- Film poster
- Directed by: V. M. Vinu
- Written by: Samjad Narayanan
- Produced by: Seven Arts International G.P. Vijayakumar (executive producer)
- Starring: Sreenivasan Vineeth Sreenivasan
- Cinematography: Manoj Pillai
- Edited by: P. C. Mohanan
- Music by: M. Jayachandran (songs) Ouseppachan (score)
- Production company: Seven Arts
- Distributed by: Seven Arts Release
- Release date: 23 January 2009;
- Running time: 140 minutes
- Country: India
- Language: Malayalam

= Makante Achan =

2009 film by V. M. Vinu

Makante Achan is a 2009 Indian Malayalam-language coming-of-age comedy drama film directed by V. M. Vinu, written by Samjad Narayanan, and produced by Seven Arts International.
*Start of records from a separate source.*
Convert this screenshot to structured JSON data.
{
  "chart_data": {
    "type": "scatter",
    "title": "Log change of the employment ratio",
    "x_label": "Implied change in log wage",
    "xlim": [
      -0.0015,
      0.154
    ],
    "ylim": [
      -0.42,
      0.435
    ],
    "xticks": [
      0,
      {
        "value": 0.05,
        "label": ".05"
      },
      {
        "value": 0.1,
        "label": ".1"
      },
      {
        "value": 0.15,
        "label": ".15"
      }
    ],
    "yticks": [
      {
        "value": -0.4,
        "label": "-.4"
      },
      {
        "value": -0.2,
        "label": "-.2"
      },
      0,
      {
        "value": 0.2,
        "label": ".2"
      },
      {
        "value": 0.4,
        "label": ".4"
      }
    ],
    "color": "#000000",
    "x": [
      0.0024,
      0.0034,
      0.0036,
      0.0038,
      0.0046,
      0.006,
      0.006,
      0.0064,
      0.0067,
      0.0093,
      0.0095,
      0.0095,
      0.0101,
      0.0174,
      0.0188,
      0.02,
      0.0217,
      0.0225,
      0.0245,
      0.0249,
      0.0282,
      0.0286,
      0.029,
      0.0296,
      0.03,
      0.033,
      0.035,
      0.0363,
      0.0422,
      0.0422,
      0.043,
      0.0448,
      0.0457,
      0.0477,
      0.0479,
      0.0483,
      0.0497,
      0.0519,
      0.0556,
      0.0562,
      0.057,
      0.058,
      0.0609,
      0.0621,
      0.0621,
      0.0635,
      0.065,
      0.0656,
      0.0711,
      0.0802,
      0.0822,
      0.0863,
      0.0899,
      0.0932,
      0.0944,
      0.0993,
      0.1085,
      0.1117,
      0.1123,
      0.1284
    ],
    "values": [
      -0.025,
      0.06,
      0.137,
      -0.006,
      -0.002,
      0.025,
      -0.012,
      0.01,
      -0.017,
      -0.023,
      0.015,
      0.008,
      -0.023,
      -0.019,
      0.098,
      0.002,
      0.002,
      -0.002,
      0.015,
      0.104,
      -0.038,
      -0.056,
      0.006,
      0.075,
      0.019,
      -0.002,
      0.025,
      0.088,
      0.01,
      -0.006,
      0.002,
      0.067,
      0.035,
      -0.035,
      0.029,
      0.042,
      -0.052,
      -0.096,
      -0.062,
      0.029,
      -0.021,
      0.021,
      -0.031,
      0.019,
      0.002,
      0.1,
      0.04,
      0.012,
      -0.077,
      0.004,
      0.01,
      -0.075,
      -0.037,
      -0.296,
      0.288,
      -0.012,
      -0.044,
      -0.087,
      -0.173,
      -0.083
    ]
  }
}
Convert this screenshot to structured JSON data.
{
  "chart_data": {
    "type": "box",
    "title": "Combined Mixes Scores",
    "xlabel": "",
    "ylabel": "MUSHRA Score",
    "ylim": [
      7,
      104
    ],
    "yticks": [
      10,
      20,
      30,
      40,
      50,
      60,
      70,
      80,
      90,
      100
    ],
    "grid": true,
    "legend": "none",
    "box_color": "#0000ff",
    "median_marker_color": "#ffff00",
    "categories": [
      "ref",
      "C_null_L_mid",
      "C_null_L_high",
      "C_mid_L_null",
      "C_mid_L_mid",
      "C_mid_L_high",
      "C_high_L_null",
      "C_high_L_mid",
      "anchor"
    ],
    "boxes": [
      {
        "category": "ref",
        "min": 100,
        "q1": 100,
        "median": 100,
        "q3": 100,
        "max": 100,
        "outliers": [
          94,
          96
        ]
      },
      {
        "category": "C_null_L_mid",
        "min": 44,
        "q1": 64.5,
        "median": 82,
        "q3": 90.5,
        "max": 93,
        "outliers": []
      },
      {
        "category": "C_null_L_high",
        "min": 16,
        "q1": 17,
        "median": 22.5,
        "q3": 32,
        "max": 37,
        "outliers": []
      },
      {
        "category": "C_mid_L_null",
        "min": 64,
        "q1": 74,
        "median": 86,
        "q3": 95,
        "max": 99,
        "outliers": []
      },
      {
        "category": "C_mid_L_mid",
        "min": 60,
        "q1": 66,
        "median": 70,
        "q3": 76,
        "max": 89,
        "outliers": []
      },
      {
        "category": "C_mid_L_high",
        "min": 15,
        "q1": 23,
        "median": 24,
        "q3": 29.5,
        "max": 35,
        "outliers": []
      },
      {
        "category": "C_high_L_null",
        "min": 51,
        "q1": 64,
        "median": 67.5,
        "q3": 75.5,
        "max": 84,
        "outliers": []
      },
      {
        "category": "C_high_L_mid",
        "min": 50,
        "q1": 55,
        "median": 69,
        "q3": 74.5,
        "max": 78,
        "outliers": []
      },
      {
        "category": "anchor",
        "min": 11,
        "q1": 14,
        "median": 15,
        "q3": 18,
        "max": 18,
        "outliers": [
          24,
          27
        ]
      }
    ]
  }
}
It stars Vineeth Sreenivasan, Sreenivasan and Suhasini in the lead roles

==Plot==
Viswanathan, an honest and principled village officer, hopes that his son Manu will secure admission to the National Institute of Technology Calicut and pursue a career in engineering. Manu, however, aspires to become a singer. To prepare him for the entrance examinations, Viswanathan enrols him in a coaching centre run by K. C. Francis, a retired flight engineer and Indian Air Force officer known for his strict discipline and constant surveillance of students through CCTV cameras. Despite Manu's repeated requests to his mother, Rema, to allow him to return home and participate in television singing reality shows, Viswanathan remains determined that he focus on his studies.

Meanwhile, a self-styled godman named Himaval Chithanya Swami establishes an ashram in the village. Viswanathan's friend Krishnankutty and his wife Santhanavally seek the swami's blessings in the hope of having a child. Subsequently, several of Himaval Swami's disciples approach Viswanathan to obtain approval for a proposed 90-acre project. After examining the proposal, Viswanathan determines that the project is illegal and refuses to grant the necessary sanction.

After failing the engineering entrance examination, Manu is reprimanded by Viswanathan, who, believing his son has been dishonest, slaps him. Distressed by the incident, Manu leaves home. Two days later, Viswanathan discovers Manu working as a waiter at a hotel, leaving him heartbroken and leading him to develop a drinking habit. Unbeknownst to Viswanathan, Manu has also been participating in a television singing reality show.

Meanwhile, Himaval Swami assaults Viswanathan in retaliation for refusing to approve the proposed illegal project. Viswanathan is later found injured and admitted to hospital, where he gives a statement to the police. Based on his testimony, Himaval Swami and several of his followers are arrested. Following the arrests, a group of villagers led by Krishnankutty sets fire to the ashram.

Before the final round of the reality show, Manu reconciles with his father. He subsequently wins the competition.

==Cast==
- Sreenivasan as Viswanathan, a village officer
- Vineeth Sreenivasan as Manu Viswanathan, Viswanathan's son
- Suhasini as Rema Viswanathan, Viswanathan's wife and Manu's mother
- Salim Kumar as Krishnan Kutty
- Jagathy Sreekumar as Himaval Chithanya Swami, main antagonist
- Janardhanan as Kurup
- Thilakan as K. C. Francis, retired flight engineer and air force officer, principal of K. C. F. entrance coaching centre
- Suresh Krishna as Police Officer
- Varada as Ann
- Revathy Sivakumar as Dhanya Viswanathan, Manu's sister
- Bindu Panicker as Santhanavally, Krishnankutty's wife
- Augustine as Vachaspathy (Kooman Kumaran)
- Sreelatha Namboothiri as Kurup's wife
- Sharreth as himself (cameo appearance)
- Ouseppachan as himself (cameo appearance)
- Chitra Iyer as herself (cameo appearance)
- Sreekala Sasidharan as herself (archive footage)

==Soundtrack==
- "Ee Vennilavint" - Vineeth Sreenivasan
- "Himaval Swami" - Kavalam Sreekumar
- "Othorumichoru" - Vineeth Sreenivasan

==Reception==
The film was a commercial success at the box office and was one of the highest-grossing Malayalam films of that year. Sreenivasan won the Asianet Film Award for Best Supporting Actor for the film.